The former president’s attempt to halt Attorney General Letitia James’s (D) probe into the Trump Organization and its dealings with lenders and tax authorities was rejected in a 43-page decision made public Friday by U.S. District Judge Brenda K. Sannes.

In a statement, James said her office would “continue this investigation undeterred,” suggesting that Trump has made efforts to “choose how the law” applies to him.

Trump sues New York attorney general in attempt to halt inquiry into his company

“Time and time again, the courts have made clear that Donald J. Trump’s baseless legal challenges cannot stop our lawful investigation into his and the Trump Organization’s financial dealings,” James said in a statement.
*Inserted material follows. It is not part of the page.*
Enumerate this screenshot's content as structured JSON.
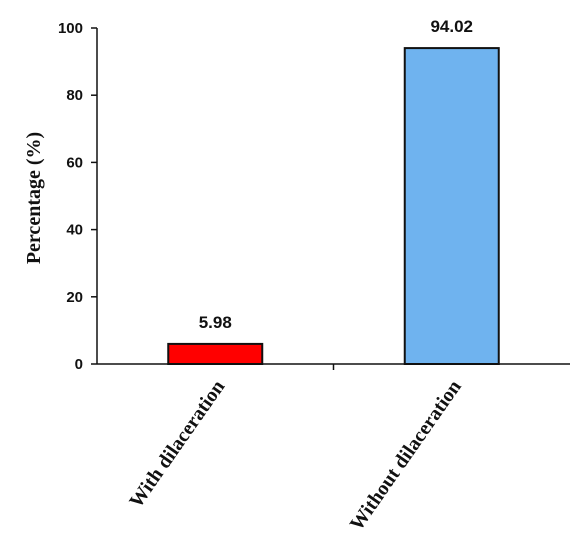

Trump attorney Alina Habba said the decision would be appealed and that the judge was wrong by declining to override a federal legal standard known as “Younger abstention” that defaults a matter to state court if a proceeding is ongoing there. Habba argued in court filings that James’s efforts were so unfair that the federal judge should have stepped in to stop it.

“There is no question that we will be appealing this decision,” Habba said in a statement. “If Ms. James’s egregious conduct and harassing investigation does not meet the bad faith exception to the Younger abstention doctrine, then I cannot imagine a scenario that would.”
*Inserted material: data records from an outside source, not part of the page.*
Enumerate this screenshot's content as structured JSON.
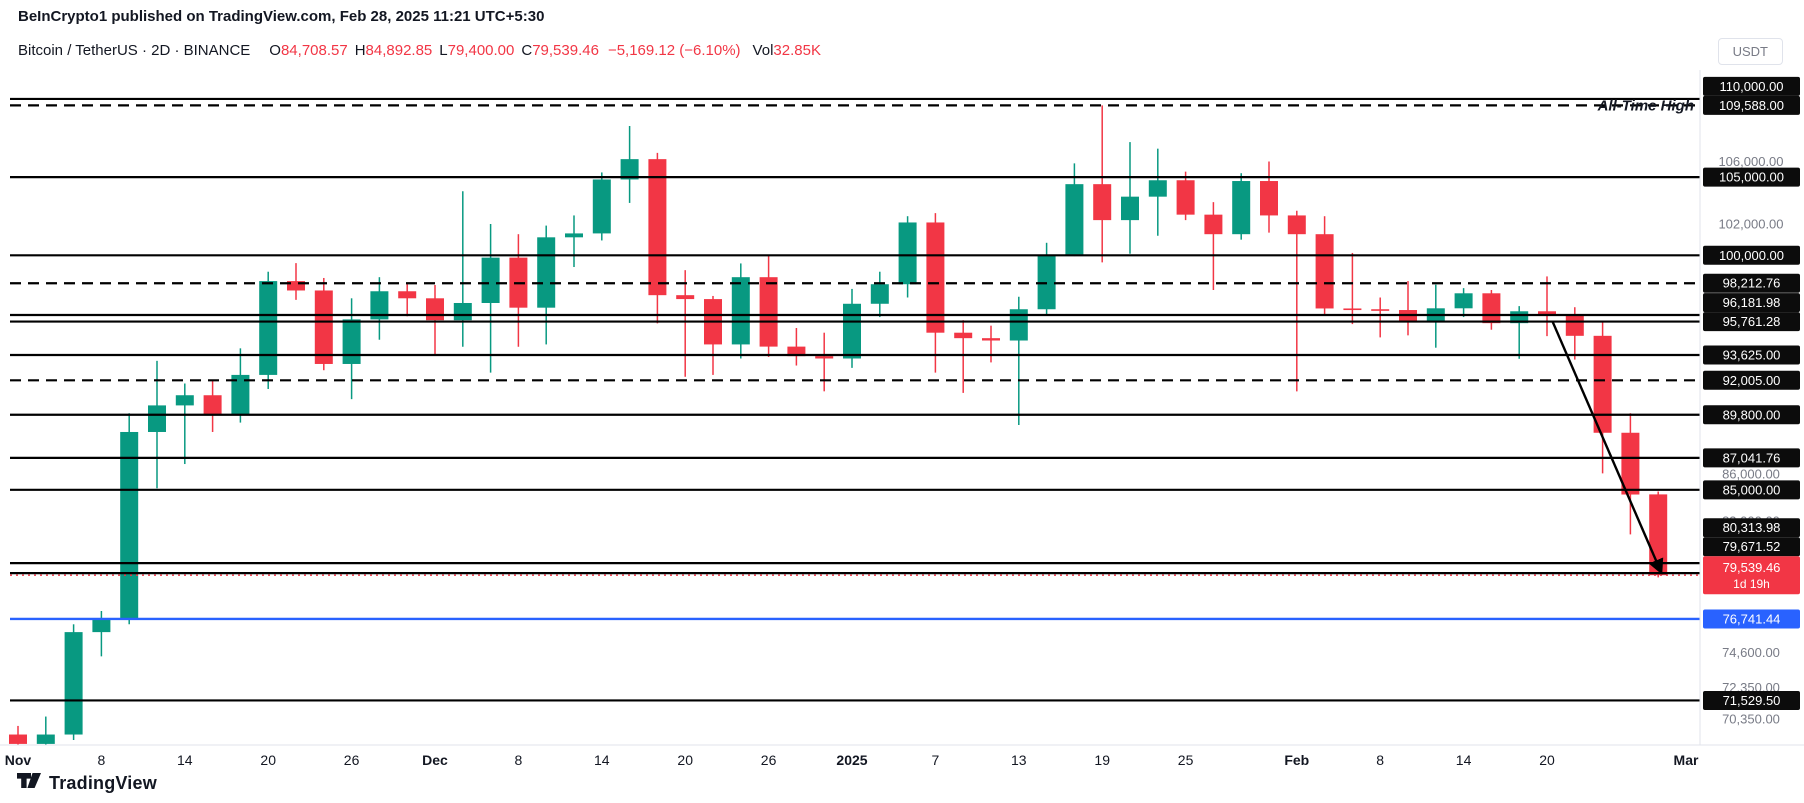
{
  "header": {
    "publisher_line": "BeInCrypto1 published on TradingView.com, Feb 28, 2025 11:21 UTC+5:30"
  },
  "symbol_bar": {
    "title": "Bitcoin / TetherUS · 2D · BINANCE",
    "ohlc": [
      {
        "label": "O",
        "value": "84,708.57"
      },
      {
        "label": "H",
        "value": "84,892.85"
      },
      {
        "label": "L",
        "value": "79,400.00"
      },
      {
        "label": "C",
        "value": "79,539.46"
      }
    ],
    "change": "−5,169.12 (−6.10%)",
    "vol_label": "Vol",
    "vol_value": "32.85K",
    "currency_button": "USDT"
  },
  "colors": {
    "up": "#089981",
    "down": "#F23645",
    "blue": "#2962FF",
    "badge": "#0C0C0C",
    "text_dark": "#131722",
    "text_gray": "#787B86",
    "border": "#E0E3EB"
  },
  "footer": {
    "brand": "TradingView"
  },
  "chart_data": {
    "type": "candlestick",
    "timeframe": "2D",
    "title": "Bitcoin / TetherUS 2D BINANCE",
    "ylim": [
      69000,
      110700
    ],
    "x_ticks": [
      [
        0,
        "Nov"
      ],
      [
        3,
        "8"
      ],
      [
        6,
        "14"
      ],
      [
        9,
        "20"
      ],
      [
        12,
        "26"
      ],
      [
        15,
        "Dec"
      ],
      [
        18,
        "8"
      ],
      [
        21,
        "14"
      ],
      [
        24,
        "20"
      ],
      [
        27,
        "26"
      ],
      [
        30,
        "2025"
      ],
      [
        33,
        "7"
      ],
      [
        36,
        "13"
      ],
      [
        39,
        "19"
      ],
      [
        42,
        "25"
      ],
      [
        46,
        "Feb"
      ],
      [
        49,
        "8"
      ],
      [
        52,
        "14"
      ],
      [
        55,
        "20"
      ],
      [
        60,
        "Mar"
      ]
    ],
    "candles": [
      [
        69350,
        69900,
        67500,
        68750
      ],
      [
        68750,
        70500,
        66900,
        69350
      ],
      [
        69350,
        76400,
        69000,
        75900
      ],
      [
        75900,
        77250,
        74350,
        76700
      ],
      [
        76700,
        89900,
        76400,
        88700
      ],
      [
        88700,
        93250,
        85100,
        90400
      ],
      [
        90400,
        91800,
        86650,
        91050
      ],
      [
        91050,
        92000,
        88700,
        89850
      ],
      [
        89850,
        94050,
        89300,
        92350
      ],
      [
        92350,
        98950,
        91450,
        98350
      ],
      [
        98350,
        99500,
        97150,
        97750
      ],
      [
        97750,
        98550,
        92650,
        93050
      ],
      [
        93050,
        97250,
        90800,
        95900
      ],
      [
        95900,
        98600,
        94600,
        97700
      ],
      [
        97700,
        98150,
        96100,
        97250
      ],
      [
        97250,
        98100,
        93650,
        95850
      ],
      [
        95850,
        104100,
        94150,
        96950
      ],
      [
        96950,
        102000,
        92500,
        99850
      ],
      [
        99850,
        101350,
        94150,
        96650
      ],
      [
        96650,
        101900,
        94300,
        101150
      ],
      [
        101150,
        102550,
        99250,
        101400
      ],
      [
        101400,
        105300,
        100950,
        104850
      ],
      [
        104850,
        108270,
        103350,
        106150
      ],
      [
        106150,
        106550,
        95650,
        97450
      ],
      [
        97450,
        99050,
        92230,
        97200
      ],
      [
        97200,
        97400,
        92350,
        94300
      ],
      [
        94300,
        99480,
        93400,
        98600
      ],
      [
        98600,
        99960,
        93500,
        94160
      ],
      [
        94160,
        95350,
        92950,
        93550
      ],
      [
        93550,
        95050,
        91300,
        93400
      ],
      [
        93400,
        97850,
        92800,
        96900
      ],
      [
        96900,
        98950,
        96050,
        98150
      ],
      [
        98150,
        102500,
        97300,
        102100
      ],
      [
        102100,
        102700,
        92500,
        95050
      ],
      [
        95050,
        95850,
        91200,
        94700
      ],
      [
        94700,
        95500,
        93150,
        94550
      ],
      [
        94550,
        97350,
        89150,
        96550
      ],
      [
        96550,
        100800,
        96150,
        100000
      ],
      [
        100000,
        105880,
        99950,
        104550
      ],
      [
        104550,
        109588,
        99550,
        102250
      ],
      [
        102250,
        107240,
        100100,
        103750
      ],
      [
        103750,
        106820,
        101250,
        104800
      ],
      [
        104800,
        105350,
        102250,
        102600
      ],
      [
        102600,
        103400,
        97780,
        101350
      ],
      [
        101350,
        105250,
        101000,
        104750
      ],
      [
        104750,
        106000,
        101450,
        102550
      ],
      [
        102550,
        102850,
        91300,
        101350
      ],
      [
        101350,
        102500,
        96150,
        96600
      ],
      [
        96600,
        100150,
        95600,
        96550
      ],
      [
        96550,
        97300,
        94750,
        96500
      ],
      [
        96500,
        98350,
        94880,
        95780
      ],
      [
        95780,
        98120,
        94090,
        96610
      ],
      [
        96610,
        97900,
        96050,
        97570
      ],
      [
        97570,
        97780,
        95240,
        95660
      ],
      [
        95660,
        96750,
        93380,
        96420
      ],
      [
        96420,
        98650,
        94830,
        96150
      ],
      [
        96150,
        96680,
        93330,
        94850
      ],
      [
        94850,
        95800,
        86050,
        88650
      ],
      [
        88650,
        89900,
        82150,
        84700
      ],
      [
        84708.57,
        84892.85,
        79400,
        79539.46
      ]
    ],
    "levels": [
      {
        "price": 110000,
        "label": "110,000.00",
        "style": "solid",
        "color": "black"
      },
      {
        "price": 109588,
        "label": "109,588.00",
        "style": "dashed",
        "color": "black"
      },
      {
        "price": 105000,
        "label": "105,000.00",
        "style": "solid",
        "color": "black"
      },
      {
        "price": 100000,
        "label": "100,000.00",
        "style": "solid",
        "color": "black"
      },
      {
        "price": 98212.76,
        "label": "98,212.76",
        "style": "dashed",
        "color": "black"
      },
      {
        "price": 96181.98,
        "label": "96,181.98",
        "style": "solid",
        "color": "black"
      },
      {
        "price": 95761.28,
        "label": "95,761.28",
        "style": "solid",
        "color": "black"
      },
      {
        "price": 93625,
        "label": "93,625.00",
        "style": "solid",
        "color": "black"
      },
      {
        "price": 92005,
        "label": "92,005.00",
        "style": "dashed",
        "color": "black"
      },
      {
        "price": 89800,
        "label": "89,800.00",
        "style": "solid",
        "color": "black"
      },
      {
        "price": 87041.76,
        "label": "87,041.76",
        "style": "solid",
        "color": "black"
      },
      {
        "price": 85000,
        "label": "85,000.00",
        "style": "solid",
        "color": "black"
      },
      {
        "price": 80313.98,
        "label": "80,313.98",
        "style": "solid",
        "color": "black"
      },
      {
        "price": 79671.52,
        "label": "79,671.52",
        "style": "solid",
        "color": "black"
      },
      {
        "price": 76741.44,
        "label": "76,741.44",
        "style": "solid",
        "color": "blue"
      },
      {
        "price": 71529.5,
        "label": "71,529.50",
        "style": "solid",
        "color": "black"
      }
    ],
    "scale_ticks": [
      {
        "price": 106000,
        "label": "106,000.00"
      },
      {
        "price": 102000,
        "label": "102,000.00"
      },
      {
        "price": 86000,
        "label": "86,000.00"
      },
      {
        "price": 83000,
        "label": "83,000.00"
      },
      {
        "price": 74600,
        "label": "74,600.00"
      },
      {
        "price": 72350,
        "label": "72,350.00"
      },
      {
        "price": 70350,
        "label": "70,350.00"
      }
    ],
    "current_price": {
      "value": 79539.46,
      "label": "79,539.46",
      "countdown": "1d 19h"
    },
    "annotation": {
      "text": "All-Time High",
      "price": 109588
    },
    "trendline": {
      "from_index": 55.2,
      "from_price": 95761,
      "to_index": 59.1,
      "to_price": 79750
    }
  }
}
A state court judge, Arthur Engoron, who has overseen a number of disputes between James’s team and Trump, has already refused to stop the investigation from proceeding. Engoron granted James’s past requests to enforce subpoenas with which Trump and other parties did not initially comply.
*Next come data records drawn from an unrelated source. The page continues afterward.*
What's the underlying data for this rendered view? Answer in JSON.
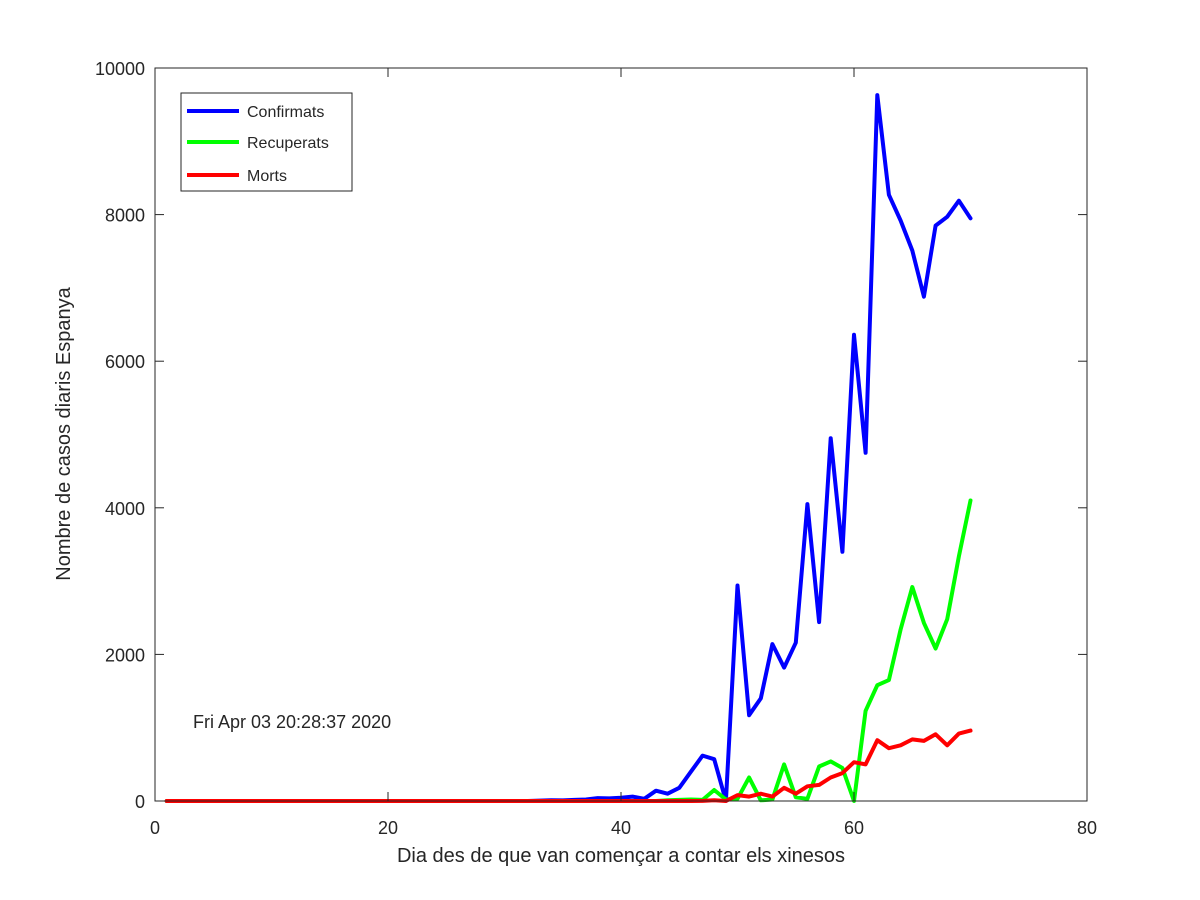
{
  "chart_data": {
    "type": "line",
    "title": "",
    "xlabel": "Dia des de que van començar a contar els xinesos",
    "ylabel": "Nombre de casos diaris Espanya",
    "xlim": [
      0,
      80
    ],
    "ylim": [
      0,
      10000
    ],
    "xticks": [
      0,
      20,
      40,
      60,
      80
    ],
    "yticks": [
      0,
      2000,
      4000,
      6000,
      8000,
      10000
    ],
    "grid": false,
    "legend_position": "top-left",
    "annotation": "Fri Apr 03 20:28:37 2020",
    "series": [
      {
        "name": "Confirmats",
        "color": "#0000ff",
        "x": [
          1,
          2,
          3,
          4,
          5,
          6,
          7,
          8,
          9,
          10,
          11,
          12,
          13,
          14,
          15,
          16,
          17,
          18,
          19,
          20,
          21,
          22,
          23,
          24,
          25,
          26,
          27,
          28,
          29,
          30,
          31,
          32,
          33,
          34,
          35,
          36,
          37,
          38,
          39,
          40,
          41,
          42,
          43,
          44,
          45,
          46,
          47,
          48,
          49,
          50,
          51,
          52,
          53,
          54,
          55,
          56,
          57,
          58,
          59,
          60,
          61,
          62,
          63,
          64,
          65,
          66,
          67,
          68,
          69,
          70
        ],
        "values": [
          0,
          0,
          0,
          0,
          0,
          0,
          0,
          0,
          0,
          0,
          0,
          0,
          0,
          0,
          0,
          0,
          0,
          0,
          0,
          0,
          0,
          0,
          0,
          0,
          0,
          0,
          0,
          0,
          0,
          0,
          0,
          0,
          5,
          10,
          8,
          15,
          20,
          40,
          35,
          45,
          60,
          30,
          140,
          100,
          180,
          400,
          620,
          570,
          0,
          2940,
          1170,
          1400,
          2140,
          1820,
          2160,
          4050,
          2440,
          4950,
          3400,
          6360,
          4750,
          9630,
          8270,
          7920,
          7510,
          6880,
          7850,
          7970,
          8190,
          7950
        ]
      },
      {
        "name": "Recuperats",
        "color": "#00ff00",
        "x": [
          1,
          2,
          3,
          4,
          5,
          6,
          7,
          8,
          9,
          10,
          11,
          12,
          13,
          14,
          15,
          16,
          17,
          18,
          19,
          20,
          21,
          22,
          23,
          24,
          25,
          26,
          27,
          28,
          29,
          30,
          31,
          32,
          33,
          34,
          35,
          36,
          37,
          38,
          39,
          40,
          41,
          42,
          43,
          44,
          45,
          46,
          47,
          48,
          49,
          50,
          51,
          52,
          53,
          54,
          55,
          56,
          57,
          58,
          59,
          60,
          61,
          62,
          63,
          64,
          65,
          66,
          67,
          68,
          69,
          70
        ],
        "values": [
          0,
          0,
          0,
          0,
          0,
          0,
          0,
          0,
          0,
          0,
          0,
          0,
          0,
          0,
          0,
          0,
          0,
          0,
          0,
          0,
          0,
          0,
          0,
          0,
          0,
          0,
          0,
          0,
          0,
          0,
          0,
          0,
          0,
          0,
          0,
          0,
          0,
          0,
          0,
          0,
          0,
          0,
          0,
          10,
          15,
          20,
          15,
          150,
          20,
          30,
          320,
          10,
          20,
          500,
          50,
          30,
          470,
          540,
          450,
          0,
          1230,
          1580,
          1650,
          2340,
          2920,
          2430,
          2080,
          2480,
          3340,
          4100
        ]
      },
      {
        "name": "Morts",
        "color": "#ff0000",
        "x": [
          1,
          2,
          3,
          4,
          5,
          6,
          7,
          8,
          9,
          10,
          11,
          12,
          13,
          14,
          15,
          16,
          17,
          18,
          19,
          20,
          21,
          22,
          23,
          24,
          25,
          26,
          27,
          28,
          29,
          30,
          31,
          32,
          33,
          34,
          35,
          36,
          37,
          38,
          39,
          40,
          41,
          42,
          43,
          44,
          45,
          46,
          47,
          48,
          49,
          50,
          51,
          52,
          53,
          54,
          55,
          56,
          57,
          58,
          59,
          60,
          61,
          62,
          63,
          64,
          65,
          66,
          67,
          68,
          69,
          70
        ],
        "values": [
          0,
          0,
          0,
          0,
          0,
          0,
          0,
          0,
          0,
          0,
          0,
          0,
          0,
          0,
          0,
          0,
          0,
          0,
          0,
          0,
          0,
          0,
          0,
          0,
          0,
          0,
          0,
          0,
          0,
          0,
          0,
          0,
          0,
          0,
          0,
          0,
          0,
          0,
          0,
          0,
          0,
          0,
          0,
          0,
          0,
          0,
          2,
          10,
          0,
          80,
          60,
          100,
          60,
          180,
          100,
          200,
          220,
          320,
          380,
          530,
          500,
          830,
          720,
          760,
          840,
          820,
          910,
          760,
          920,
          960
        ]
      }
    ]
  }
}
Trump sues New York attorney general in attempt to halt inquiry into his company

Engoron recently held Trump in contempt for failing to turn over records he was ordered to give to James in February. The contempt order was lifted after he met a set of conditions related to documenting a search for the records, which he said do not exist although the attorney general is still seeking additional documentation from Trump’s side.

Trump’s attorneys previously said in court papers that James’s statements on the campaign trail in which she promised to go after Trump and his company if elected disqualified her from overseeing an unbiased investigation and that her probe is politically motivated.

Trump claimed that the investigation is an infringement on his constitutional rights.

“Her mission is guided solely by political animus and a desire to harass, intimidate, and retaliate against a private citizen who she views as a political opponent,” lawyers for Trump argued in his civil complaint.

Sannes noted in the decision that Trump could have made his claims against James years ago in federal court when he sued the Manhattan district attorney over subpoenas for his tax returns and related records. After reaching the Supreme Court, an accounting firm for Trump provided the documents to criminal investigators.

The district attorney is overseeing a parallel criminal probe into whether Trump illegally submitted bogus valuations on properties to try to get better loan rates and to reduce his tax liability. James’s office has partnered with the district attorney’s team and is providing additional resources.

Although Trump has not been indicted, District Attorney Alvin Bragg (D) said the probe is ongoing, even after two senior prosecutors leading the investigation quit the case in protest earlier this year. Trump’s longtime chief financial officer Allen Weisselberg and the Trump Organization were indicted last year under Bragg’s predecessor for an alleged 15-year tax avoidance scheme.

Trump maintains his innocence in connection to both investigations. Weisselberg and the company have pleaded not guilty and are awaiting trial in New York Supreme Court.

Friday’s ruling dismissing the lawsuit also says interrupting James’s case would be an improper infringement on the elected official’s authority. James, the top attorney in the state, has previously branded the lawsuit one of many delaying tactics by the former president.

The dismissal comes a day after an appellate court panel in Manhattan ordered the former president and two of his adult children — Ivanka and Donald Trump Jr. — to sit for depositions in James’s probe.